つまり両者の差は、「ブランドの強さ」ではなく、ブランドを、どこまで“稼ぐ仕組み”に転換できたかという点にあるのだ。

[図表]鎌倉市と軽井沢の富の構造の対比 著者作成
[図表]鎌倉市と軽井沢の富の構造の対比
著者作成

無形資産が“強すぎる”鎌倉

鎌倉の難しさは、無形資産があまりに強い点にある。歴史と文化は守るべきものであり、同時に、それが新たな経済活動の制約にもなる。

地元住民の一人は、最近の町の変化をこう話す。

「今もポルシェやレンジローバーのようなおしゃれな高級車が走ってる。でも、昔とは違って住んでる人じゃない。週末だけ来る人、仕事で行き来する人が多いね」

関係人口は増えている。しかし、それが「町の平均所得」を押し上げる構造には、まだ完全にはつながっていない。文化都市としての価値と、所得を生む経済モデルの間に、微妙なズレが生じている。

文化資本は「守る」だけでは足りない

鎌倉が示しているのは、成熟したブランド都市が直面する普遍的な問いだ。歴史や文化、景観といった無形資産は、それ自体では所得を生まない。どう更新し、どう現代の稼ぎ方と接続するかが問われている。

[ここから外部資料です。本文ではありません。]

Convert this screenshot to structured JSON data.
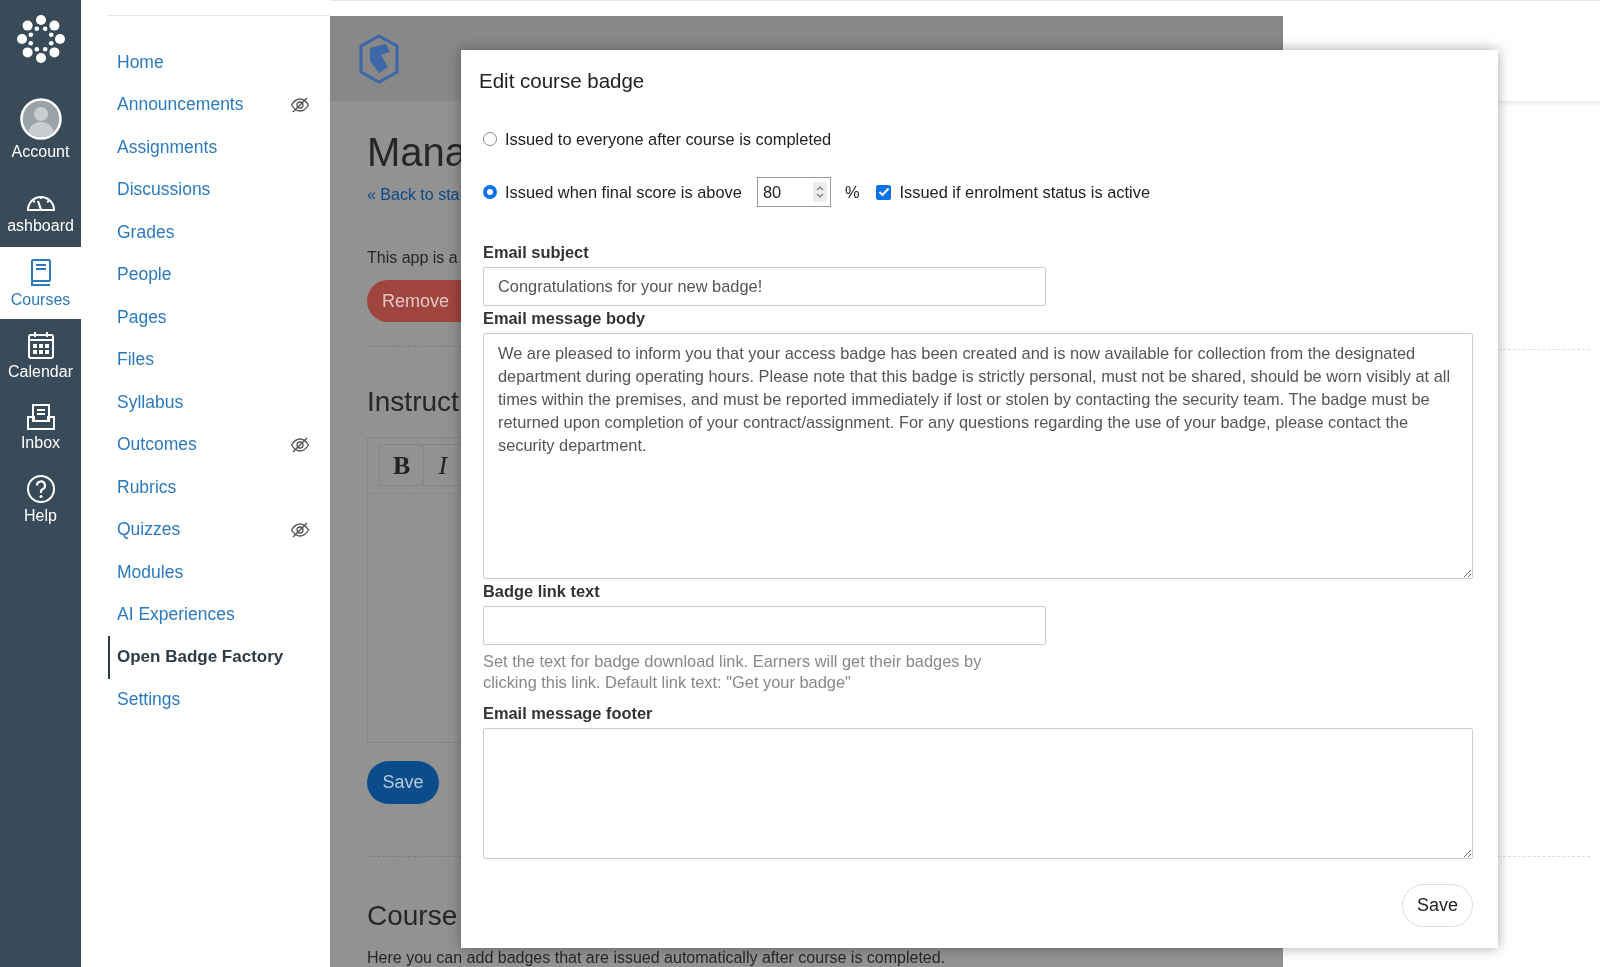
{
  "global_nav": {
    "items": [
      {
        "label": "Account",
        "selected": false
      },
      {
        "label": "ashboard",
        "selected": false
      },
      {
        "label": "Courses",
        "selected": true
      },
      {
        "label": "Calendar",
        "selected": false
      },
      {
        "label": "Inbox",
        "selected": false
      },
      {
        "label": "Help",
        "selected": false
      }
    ]
  },
  "course_nav": {
    "items": [
      {
        "label": "Home",
        "selected": false,
        "hidden": false
      },
      {
        "label": "Announcements",
        "selected": false,
        "hidden": true
      },
      {
        "label": "Assignments",
        "selected": false,
        "hidden": false
      },
      {
        "label": "Discussions",
        "selected": false,
        "hidden": false
      },
      {
        "label": "Grades",
        "selected": false,
        "hidden": false
      },
      {
        "label": "People",
        "selected": false,
        "hidden": false
      },
      {
        "label": "Pages",
        "selected": false,
        "hidden": false
      },
      {
        "label": "Files",
        "selected": false,
        "hidden": false
      },
      {
        "label": "Syllabus",
        "selected": false,
        "hidden": false
      },
      {
        "label": "Outcomes",
        "selected": false,
        "hidden": true
      },
      {
        "label": "Rubrics",
        "selected": false,
        "hidden": false
      },
      {
        "label": "Quizzes",
        "selected": false,
        "hidden": true
      },
      {
        "label": "Modules",
        "selected": false,
        "hidden": false
      },
      {
        "label": "AI Experiences",
        "selected": false,
        "hidden": false
      },
      {
        "label": "Open Badge Factory",
        "selected": true,
        "hidden": false
      },
      {
        "label": "Settings",
        "selected": false,
        "hidden": false
      }
    ]
  },
  "background_page": {
    "heading": "Mana",
    "back_link": "« Back to sta",
    "intro": "This app is a",
    "remove_button": "Remove",
    "section_heading": "Instruct",
    "editor_buttons": [
      "B",
      "I"
    ],
    "save_button": "Save",
    "courses_heading": "Course",
    "courses_text": "Here you can add badges that are issued automatically after course is completed."
  },
  "dialog": {
    "title": "Edit course badge",
    "options": [
      {
        "label": "Issued to everyone after course is completed",
        "selected": false
      },
      {
        "label": "Issued when final score is above",
        "selected": true
      }
    ],
    "score": "80",
    "percent": "%",
    "active_only": {
      "label": "Issued if enrolment status is active",
      "checked": true
    },
    "email_subject": {
      "label": "Email subject",
      "value": "Congratulations for your new badge!"
    },
    "email_body": {
      "label": "Email message body",
      "value": "We are pleased to inform you that your access badge has been created and is now available for collection from the designated department during operating hours. Please note that this badge is strictly personal, must not be shared, should be worn visibly at all times within the premises, and must be reported immediately if lost or stolen by contacting the security team. The badge must be returned upon completion of your contract/assignment. For any questions regarding the use of your badge, please contact the security department."
    },
    "badge_link": {
      "label": "Badge link text",
      "help": "Set the text for badge download link. Earners will get their badges by clicking this link. Default link text: \"Get your badge\""
    },
    "email_footer": {
      "label": "Email message footer"
    },
    "save_button": "Save"
  }
}
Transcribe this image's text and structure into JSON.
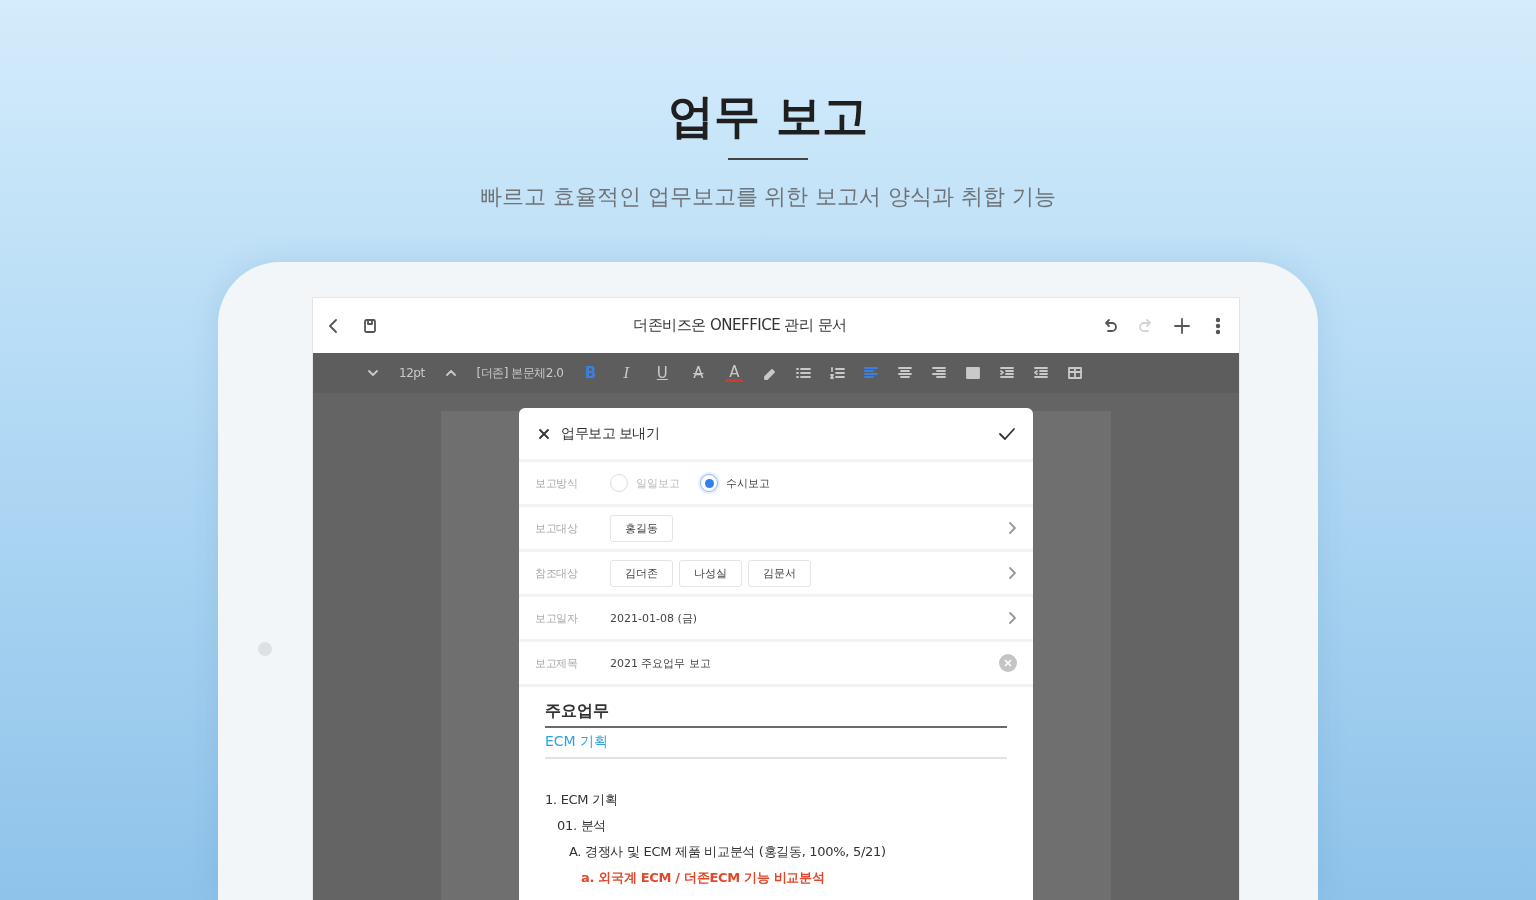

鎌倉はいまも、日本有数の豊かな町である。だが、もし再び「稼げる町」として浮上するなら、文化資本を“保存する対象”から、“活用する経営資源”へと位置づけ直す必要がある。

この課題は、鎌倉だけのものではない。成熟した観光地、歴史都市、ブランド地域を抱える多くの自治体にとって、次の時代の繁栄を左右する共通のテーマといえるだろう。